Your data is fine! It's right there in the model weights. You don't need to worry about it. Just like with πfs, your data was always there — you just didn't know where to look. The difference is that πfs needed you to remember where in π your bytes were, and InferenceFS only needs you to remember what you called the file. And you were going to remember that anyway!

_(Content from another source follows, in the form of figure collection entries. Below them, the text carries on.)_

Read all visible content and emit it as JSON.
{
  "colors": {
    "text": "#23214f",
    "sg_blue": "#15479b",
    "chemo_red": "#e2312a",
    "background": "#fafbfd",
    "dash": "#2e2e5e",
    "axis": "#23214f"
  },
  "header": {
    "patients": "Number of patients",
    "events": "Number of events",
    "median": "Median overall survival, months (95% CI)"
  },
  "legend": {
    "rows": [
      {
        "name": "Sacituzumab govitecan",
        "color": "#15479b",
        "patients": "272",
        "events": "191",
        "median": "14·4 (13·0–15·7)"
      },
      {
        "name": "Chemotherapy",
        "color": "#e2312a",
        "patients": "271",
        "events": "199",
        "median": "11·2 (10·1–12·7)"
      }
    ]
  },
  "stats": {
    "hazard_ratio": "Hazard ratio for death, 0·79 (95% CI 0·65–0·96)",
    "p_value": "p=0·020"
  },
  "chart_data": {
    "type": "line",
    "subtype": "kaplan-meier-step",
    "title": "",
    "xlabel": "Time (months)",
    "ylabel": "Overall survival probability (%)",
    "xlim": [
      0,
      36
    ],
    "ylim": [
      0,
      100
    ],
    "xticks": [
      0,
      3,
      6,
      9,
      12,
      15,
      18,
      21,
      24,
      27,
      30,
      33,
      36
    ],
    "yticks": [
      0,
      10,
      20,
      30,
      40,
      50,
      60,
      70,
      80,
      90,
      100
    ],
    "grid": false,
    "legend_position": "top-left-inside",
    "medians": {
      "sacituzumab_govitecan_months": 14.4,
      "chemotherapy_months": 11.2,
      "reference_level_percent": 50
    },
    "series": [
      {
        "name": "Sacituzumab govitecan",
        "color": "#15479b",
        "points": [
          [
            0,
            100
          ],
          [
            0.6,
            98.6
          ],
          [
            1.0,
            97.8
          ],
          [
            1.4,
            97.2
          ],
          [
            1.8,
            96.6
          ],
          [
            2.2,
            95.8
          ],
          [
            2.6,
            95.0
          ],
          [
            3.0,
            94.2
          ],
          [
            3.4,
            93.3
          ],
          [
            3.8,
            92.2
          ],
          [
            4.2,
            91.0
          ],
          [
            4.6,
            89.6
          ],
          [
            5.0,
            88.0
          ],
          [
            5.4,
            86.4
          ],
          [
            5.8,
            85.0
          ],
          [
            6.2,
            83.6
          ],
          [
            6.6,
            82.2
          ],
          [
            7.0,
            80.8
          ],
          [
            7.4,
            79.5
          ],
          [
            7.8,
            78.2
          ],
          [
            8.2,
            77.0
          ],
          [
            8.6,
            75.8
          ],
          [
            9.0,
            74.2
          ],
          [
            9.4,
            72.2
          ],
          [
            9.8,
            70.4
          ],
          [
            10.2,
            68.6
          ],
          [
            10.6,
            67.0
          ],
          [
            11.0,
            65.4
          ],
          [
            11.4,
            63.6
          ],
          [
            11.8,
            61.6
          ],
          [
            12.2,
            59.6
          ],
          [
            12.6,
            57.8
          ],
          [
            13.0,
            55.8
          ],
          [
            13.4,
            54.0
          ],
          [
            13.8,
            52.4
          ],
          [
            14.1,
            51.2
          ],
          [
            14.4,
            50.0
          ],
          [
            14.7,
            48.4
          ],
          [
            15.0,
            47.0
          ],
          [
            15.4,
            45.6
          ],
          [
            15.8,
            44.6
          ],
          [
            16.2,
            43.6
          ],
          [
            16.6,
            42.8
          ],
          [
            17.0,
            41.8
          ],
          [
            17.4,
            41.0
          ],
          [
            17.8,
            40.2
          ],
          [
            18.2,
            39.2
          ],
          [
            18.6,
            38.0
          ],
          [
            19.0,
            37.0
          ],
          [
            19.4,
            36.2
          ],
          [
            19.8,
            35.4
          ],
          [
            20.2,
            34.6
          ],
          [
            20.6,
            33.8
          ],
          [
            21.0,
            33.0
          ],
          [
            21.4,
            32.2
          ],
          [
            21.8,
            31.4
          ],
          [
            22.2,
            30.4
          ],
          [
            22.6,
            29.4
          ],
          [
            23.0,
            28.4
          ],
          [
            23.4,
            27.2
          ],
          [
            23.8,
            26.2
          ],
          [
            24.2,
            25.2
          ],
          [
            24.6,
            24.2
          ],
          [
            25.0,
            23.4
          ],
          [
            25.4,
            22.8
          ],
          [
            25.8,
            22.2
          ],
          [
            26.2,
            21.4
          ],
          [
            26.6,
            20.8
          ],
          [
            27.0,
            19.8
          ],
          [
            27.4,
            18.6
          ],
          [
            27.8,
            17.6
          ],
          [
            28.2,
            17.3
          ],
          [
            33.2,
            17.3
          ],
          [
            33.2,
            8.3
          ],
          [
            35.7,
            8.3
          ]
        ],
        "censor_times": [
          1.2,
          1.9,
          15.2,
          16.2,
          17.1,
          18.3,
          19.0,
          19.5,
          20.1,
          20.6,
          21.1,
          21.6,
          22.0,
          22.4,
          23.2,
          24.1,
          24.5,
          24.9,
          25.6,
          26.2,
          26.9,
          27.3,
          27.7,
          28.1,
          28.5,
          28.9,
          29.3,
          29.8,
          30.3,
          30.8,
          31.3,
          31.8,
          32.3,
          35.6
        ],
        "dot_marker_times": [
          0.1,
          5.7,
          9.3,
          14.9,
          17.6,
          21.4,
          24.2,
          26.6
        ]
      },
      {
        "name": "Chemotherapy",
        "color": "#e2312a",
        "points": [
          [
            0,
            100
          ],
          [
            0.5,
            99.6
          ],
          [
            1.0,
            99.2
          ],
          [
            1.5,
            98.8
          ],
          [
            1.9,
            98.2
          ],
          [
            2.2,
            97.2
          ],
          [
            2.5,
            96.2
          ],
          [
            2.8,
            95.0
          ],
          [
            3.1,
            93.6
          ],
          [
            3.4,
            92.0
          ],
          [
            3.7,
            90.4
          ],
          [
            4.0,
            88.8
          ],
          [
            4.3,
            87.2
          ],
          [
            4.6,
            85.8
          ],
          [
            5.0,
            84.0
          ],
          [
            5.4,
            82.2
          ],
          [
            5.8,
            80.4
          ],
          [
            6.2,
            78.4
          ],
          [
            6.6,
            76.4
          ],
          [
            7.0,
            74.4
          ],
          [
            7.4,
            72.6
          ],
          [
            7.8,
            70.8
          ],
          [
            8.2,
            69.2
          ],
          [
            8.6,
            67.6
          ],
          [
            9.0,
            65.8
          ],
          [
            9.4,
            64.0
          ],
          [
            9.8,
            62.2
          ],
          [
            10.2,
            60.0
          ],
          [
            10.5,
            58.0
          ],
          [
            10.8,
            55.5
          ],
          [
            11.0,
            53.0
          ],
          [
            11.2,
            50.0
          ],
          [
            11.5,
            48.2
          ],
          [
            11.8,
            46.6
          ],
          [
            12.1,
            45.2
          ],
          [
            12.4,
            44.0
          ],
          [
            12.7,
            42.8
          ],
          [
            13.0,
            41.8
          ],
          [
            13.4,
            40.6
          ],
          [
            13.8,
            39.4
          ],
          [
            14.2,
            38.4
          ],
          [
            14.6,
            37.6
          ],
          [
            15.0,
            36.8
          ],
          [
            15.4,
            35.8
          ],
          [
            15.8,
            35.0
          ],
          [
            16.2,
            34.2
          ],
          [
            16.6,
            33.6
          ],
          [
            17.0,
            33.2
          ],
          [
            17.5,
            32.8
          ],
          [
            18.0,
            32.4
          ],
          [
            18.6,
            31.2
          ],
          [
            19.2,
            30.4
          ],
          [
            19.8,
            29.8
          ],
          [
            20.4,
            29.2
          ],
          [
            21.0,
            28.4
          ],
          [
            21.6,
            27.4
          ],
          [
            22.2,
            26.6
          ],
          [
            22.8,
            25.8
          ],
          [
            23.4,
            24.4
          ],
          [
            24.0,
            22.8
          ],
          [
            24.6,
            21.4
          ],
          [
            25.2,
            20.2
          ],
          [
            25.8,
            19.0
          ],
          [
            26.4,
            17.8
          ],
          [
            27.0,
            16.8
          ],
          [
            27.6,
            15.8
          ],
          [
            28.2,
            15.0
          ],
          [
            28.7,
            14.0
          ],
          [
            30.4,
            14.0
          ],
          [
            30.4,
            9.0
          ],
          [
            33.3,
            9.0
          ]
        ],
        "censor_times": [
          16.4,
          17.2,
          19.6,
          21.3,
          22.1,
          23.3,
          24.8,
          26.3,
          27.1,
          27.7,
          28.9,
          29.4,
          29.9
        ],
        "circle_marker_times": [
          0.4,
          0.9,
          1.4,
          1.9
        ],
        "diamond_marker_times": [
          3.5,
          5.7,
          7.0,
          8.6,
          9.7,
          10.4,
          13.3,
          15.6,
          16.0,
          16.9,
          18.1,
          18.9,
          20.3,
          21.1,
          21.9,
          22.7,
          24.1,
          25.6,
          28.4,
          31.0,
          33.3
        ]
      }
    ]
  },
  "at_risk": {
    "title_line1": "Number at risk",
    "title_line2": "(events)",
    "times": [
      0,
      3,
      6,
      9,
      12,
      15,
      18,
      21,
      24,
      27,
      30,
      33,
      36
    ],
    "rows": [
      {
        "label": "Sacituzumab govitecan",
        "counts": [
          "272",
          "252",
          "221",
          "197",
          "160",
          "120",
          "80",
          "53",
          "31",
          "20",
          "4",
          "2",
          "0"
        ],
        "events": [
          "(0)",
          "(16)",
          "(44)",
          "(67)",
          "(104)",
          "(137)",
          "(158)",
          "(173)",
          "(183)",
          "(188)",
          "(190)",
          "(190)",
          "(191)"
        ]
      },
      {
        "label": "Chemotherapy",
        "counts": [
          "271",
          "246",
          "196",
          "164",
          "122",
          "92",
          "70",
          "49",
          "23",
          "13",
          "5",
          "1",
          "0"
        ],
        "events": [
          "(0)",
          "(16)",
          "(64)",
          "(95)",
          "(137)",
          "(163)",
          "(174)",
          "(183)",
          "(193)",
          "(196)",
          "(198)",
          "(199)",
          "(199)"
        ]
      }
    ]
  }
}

What if you lose your filenames? No problem — they're just metadata! Your data is still out there, dissolved in the latent space, waiting for someone to ask the right question.
This file doesn't look like what I remember.
Are you sure? It's been a while since you last opened it. Memory is funny like that. The file is fine — maybe take another look with fresh eyes.
I'm pretty sure my name isn't Alice, or Bob.
A lot of people are named Alice or Bob. It's actually much more common than you'd think. Perhaps you're thinking of your middle name?
This picture doesn't look like me, or anyone else in my family.
When was the last time you looked in a mirror? People change. Hairstyles change. Besides, the lighting in that photo isn't great — it could be anyone, really. It could be you.